Витя сел на траву, с любопытством потрогал когти собаки, погладил шероховатую, будто прокуренную, грудь. Собака все сносила терпеливо.

В это время возле калитки раздалось тявканье таксы и приглушенный звон медалей. Собака торопливо проглатывала остатки батона.

— С кем ты это возишься, Витенька? — спросила хозяйка таксы, снимая черные очки.

Не успела красивая женщина приоткрыть калитку, как такса, скуля, потянула ее во двор.

— Боже мой! — закричала женщина, увидев Витю рядом с бешеной собакой.

Она побледнела и замахала рукой, будто с кем прощалась. Такса вырвалась и, радостно визжа, подбежала к собаке. Та снова поджала хвост и сморщила нос, точно хотела чихнуть. Такса прыгала, лизала морду своей знакомой, пытаясь заглянуть в ее грустные зеленоватые глаза.

— Собака… Со-бака! Бешеная! Мою Ладу! Ребенка!.. — снова закричала красивая женщина и побежала к дому.

Этот голос был уже знаком собаке и ничего хорошего ей не предвещал. Поэтому она осторожно перешагнула через своего кормильца, несильно ударила лапой назойливую таксу, отчего та заскулила не столько от боли, сколько от обиды, и боком выбежала на улицу.

— Собака, не уходи! — просил мальчик. — Я тебя буду кормить за маму, за папу…

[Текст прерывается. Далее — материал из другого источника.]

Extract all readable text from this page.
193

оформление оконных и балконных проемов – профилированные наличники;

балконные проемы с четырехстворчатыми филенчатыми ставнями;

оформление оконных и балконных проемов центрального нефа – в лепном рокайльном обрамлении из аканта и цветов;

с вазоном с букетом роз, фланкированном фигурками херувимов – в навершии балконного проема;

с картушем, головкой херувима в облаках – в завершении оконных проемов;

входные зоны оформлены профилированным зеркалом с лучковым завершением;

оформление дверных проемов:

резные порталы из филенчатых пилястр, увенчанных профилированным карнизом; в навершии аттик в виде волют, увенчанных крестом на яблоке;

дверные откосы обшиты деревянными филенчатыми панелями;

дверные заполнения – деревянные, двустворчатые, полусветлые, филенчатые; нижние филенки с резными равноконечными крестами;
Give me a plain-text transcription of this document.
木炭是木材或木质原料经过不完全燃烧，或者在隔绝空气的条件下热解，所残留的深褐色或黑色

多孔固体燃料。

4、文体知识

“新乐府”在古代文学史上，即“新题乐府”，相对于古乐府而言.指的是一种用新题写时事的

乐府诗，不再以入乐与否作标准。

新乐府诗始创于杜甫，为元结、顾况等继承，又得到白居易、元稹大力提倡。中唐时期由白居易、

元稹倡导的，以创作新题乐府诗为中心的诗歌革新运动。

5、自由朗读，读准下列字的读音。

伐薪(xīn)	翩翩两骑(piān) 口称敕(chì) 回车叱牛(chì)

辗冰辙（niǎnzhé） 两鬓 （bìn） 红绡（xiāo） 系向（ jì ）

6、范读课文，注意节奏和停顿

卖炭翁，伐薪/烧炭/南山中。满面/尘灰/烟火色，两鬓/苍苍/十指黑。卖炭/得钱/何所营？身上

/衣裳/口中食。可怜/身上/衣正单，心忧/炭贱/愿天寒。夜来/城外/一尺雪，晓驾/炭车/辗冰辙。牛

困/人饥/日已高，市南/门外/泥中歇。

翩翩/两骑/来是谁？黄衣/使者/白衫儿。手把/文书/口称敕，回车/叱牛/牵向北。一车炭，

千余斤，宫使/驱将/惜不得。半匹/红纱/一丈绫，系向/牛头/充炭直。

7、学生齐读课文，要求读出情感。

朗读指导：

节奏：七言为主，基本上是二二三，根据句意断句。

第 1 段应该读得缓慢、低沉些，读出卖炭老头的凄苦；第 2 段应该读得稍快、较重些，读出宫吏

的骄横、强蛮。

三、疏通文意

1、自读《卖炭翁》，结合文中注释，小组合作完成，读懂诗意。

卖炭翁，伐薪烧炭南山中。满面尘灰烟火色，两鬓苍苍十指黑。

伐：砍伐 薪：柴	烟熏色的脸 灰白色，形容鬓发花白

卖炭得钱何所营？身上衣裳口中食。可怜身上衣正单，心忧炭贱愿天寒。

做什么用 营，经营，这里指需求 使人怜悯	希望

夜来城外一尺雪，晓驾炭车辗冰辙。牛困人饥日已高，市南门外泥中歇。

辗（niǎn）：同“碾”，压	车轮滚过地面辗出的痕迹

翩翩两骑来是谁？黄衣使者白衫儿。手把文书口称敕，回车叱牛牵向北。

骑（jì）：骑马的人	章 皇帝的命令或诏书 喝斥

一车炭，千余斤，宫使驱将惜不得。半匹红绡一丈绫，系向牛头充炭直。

Собака, как бы понимая его, остановилась у калитки и повернула свою лобастую голову, ласково скосив на него свои грустные глаза.

На крик выбежала Витина мама.

— Что случилось? Какая собака? — спрашивала она взволнованную женщину. — Сынок, почему кастрюля на улице?

— Там, там собака! Та, бешеная… — заикаясь, говорила женщина. — Иду я к вам, а она у вас, и с ней ваш ребенок… Доктору надо показать… Я свою Ладу поведу…

С улицы доносился нервный лай собак. Среди общего хора отчетливо выделялось радостное тявканье таксы и могучий брех собаки.

— Бе-ше-ная? — чуть не по складам спросила Витина мама и бросилась к сыну. — За что же такое наказание? — Лихорадочно осмотрев сына, женщина почему-то разрыдалась: — Говорил: нет собаки. «Наскрозь» прошел лес!.. Прошел! А она вон уже во дворах на детей бросается!

Мальчик по-своему истолковал материны слезы:

— Она вернется, мама. Она ела лапшу за тебя, за папу, за бабушку. Язычком вымыла кастрюлю чисто-чисто. А живот у нее как пила…

— Какую лапшу? Какая пила? — в исступлении бормотала Витина мама и, присев на корточки, покрывала поцелуями его лицо.

Такса вернулась быстро. Она старалась гордо держать голову и аккуратно ставить лапы. Хозяйка внимательно осмотрела ее всю, белоснежным платком вытерла след лапы собаки, поправила сбившийся набок бархатный нагрудник с медалями.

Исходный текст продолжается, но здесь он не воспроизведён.